I'm sure you already read about this, but wondered all your readers' thoughts on the course.


Well, there's the question. Here is a quick preview of the article:
Like many of the men in the room, Rhim never wanted to come to Father School. (Seven dropped out after the first day.) “I’m not a bad father,” he told me a week earlier. But realizing how difficult it was for him to relate to his wife and two teenage kids — and realizing, finally, how empty that left him — he paid the $120 course fee and agreed to show up.

Father School has been helping Korean men like Rhim become more emotionally aware since 1995, when it started at the Duranno Bible College in Seoul. The mission, drawn up at the height of the Asian financial crisis, was to end what the Father School guidebook calls “the growing national epidemic of abusive, ineffective and absentee fathers.”

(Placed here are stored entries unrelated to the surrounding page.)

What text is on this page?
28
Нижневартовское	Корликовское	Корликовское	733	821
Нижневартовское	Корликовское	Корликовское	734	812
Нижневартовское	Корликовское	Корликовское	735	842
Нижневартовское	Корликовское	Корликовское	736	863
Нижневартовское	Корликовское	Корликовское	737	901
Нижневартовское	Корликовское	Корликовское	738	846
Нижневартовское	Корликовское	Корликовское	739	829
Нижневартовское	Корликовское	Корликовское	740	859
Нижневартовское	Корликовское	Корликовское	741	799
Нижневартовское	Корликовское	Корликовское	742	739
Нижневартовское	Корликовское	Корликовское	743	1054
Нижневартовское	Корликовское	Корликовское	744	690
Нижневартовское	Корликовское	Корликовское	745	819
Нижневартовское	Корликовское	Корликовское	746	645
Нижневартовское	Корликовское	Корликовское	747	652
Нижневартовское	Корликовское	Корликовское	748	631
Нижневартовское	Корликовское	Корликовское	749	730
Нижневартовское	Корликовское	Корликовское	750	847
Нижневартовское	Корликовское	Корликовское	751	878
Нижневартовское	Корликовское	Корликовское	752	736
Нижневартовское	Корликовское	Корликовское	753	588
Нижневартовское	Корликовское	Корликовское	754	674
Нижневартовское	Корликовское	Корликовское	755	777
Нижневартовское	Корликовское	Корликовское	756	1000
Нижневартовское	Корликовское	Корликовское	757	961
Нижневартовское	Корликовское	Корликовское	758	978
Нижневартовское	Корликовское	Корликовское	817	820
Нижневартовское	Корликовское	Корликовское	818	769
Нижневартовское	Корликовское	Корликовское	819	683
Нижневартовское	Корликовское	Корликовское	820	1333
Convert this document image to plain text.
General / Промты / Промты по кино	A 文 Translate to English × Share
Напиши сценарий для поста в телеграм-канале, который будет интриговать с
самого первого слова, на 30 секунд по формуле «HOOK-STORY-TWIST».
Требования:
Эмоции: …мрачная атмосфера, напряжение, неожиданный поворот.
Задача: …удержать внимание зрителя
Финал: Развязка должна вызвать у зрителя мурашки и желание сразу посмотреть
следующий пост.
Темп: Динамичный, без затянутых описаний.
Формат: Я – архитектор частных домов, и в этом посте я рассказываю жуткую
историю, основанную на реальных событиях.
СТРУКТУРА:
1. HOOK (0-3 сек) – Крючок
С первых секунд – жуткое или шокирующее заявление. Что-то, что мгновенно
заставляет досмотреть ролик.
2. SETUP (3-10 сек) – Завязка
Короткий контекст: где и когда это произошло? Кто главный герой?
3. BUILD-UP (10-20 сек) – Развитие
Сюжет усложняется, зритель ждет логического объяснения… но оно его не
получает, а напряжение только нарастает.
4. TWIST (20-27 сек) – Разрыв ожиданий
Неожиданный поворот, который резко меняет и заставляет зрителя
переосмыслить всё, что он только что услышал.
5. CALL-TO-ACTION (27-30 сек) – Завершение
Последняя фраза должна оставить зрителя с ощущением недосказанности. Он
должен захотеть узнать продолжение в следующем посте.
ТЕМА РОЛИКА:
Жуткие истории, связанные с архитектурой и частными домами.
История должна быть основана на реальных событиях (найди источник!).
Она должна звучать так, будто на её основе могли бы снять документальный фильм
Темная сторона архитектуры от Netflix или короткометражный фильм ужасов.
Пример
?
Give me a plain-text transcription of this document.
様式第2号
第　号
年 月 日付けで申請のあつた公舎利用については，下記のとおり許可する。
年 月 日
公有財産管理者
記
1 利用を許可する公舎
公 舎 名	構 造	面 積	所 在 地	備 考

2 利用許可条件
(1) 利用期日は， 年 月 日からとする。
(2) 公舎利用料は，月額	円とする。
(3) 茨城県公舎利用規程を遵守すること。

“Traditionally, in the Korean family, the father is very authoritarian,” Joon Cho, a program volunteer, told me a few weeks before this session of Father School began. “They’re not emotionally linked with their children or their wife. They’re either workaholics, or they’re busy enjoying their own hobbies or social activities. Family always comes last.”


In the midst of another participant’s group testimony, in which he talked about how he neglected his 16-year-old son when his son was battling drug and gambling addictions, he crumpled to the floor in tears. When he stepped down from the podium, a few members of the group gathered around him in a consolatory huddle while the rest applauded.
The Korean Dads’ 12-Step Program [New York Times]

Readers, what are your thoughts?

-EDIT 5/9/2011-

After some reflection, here is the Korean's thought:

The Korean Father is probably a prime candidate for the Father School. In his life, he has never said "I love you" to his sons. He has never called the Korean unless there is an actual issue to discuss; the phone call is over after that issue is discussed. Hugs are awkward for him -- he puts his hand out, as if to fend off an attacker.

But the Korean has never wavered in his belief that his father loves him. TKFather already gave up his incredibly great career in Korea to bring his sons to America, for no other reason than giving them better education. The Korean knows, with absolute certainly, that his father will give his life for his son. So the Korean does not need his father to attend any Father School, because he does not need any communication to be assured that his father loves him. The actions by his father have been plenty of proof.

The fact that these fathers attend the Father School, to the Korean, indicates the supreme sacrifice that these men are willing to make to fulfill their fatherly duty -- their children want them to do it, so they put themselves through the humiliation. The Korean would have never, ever asked his father to do that.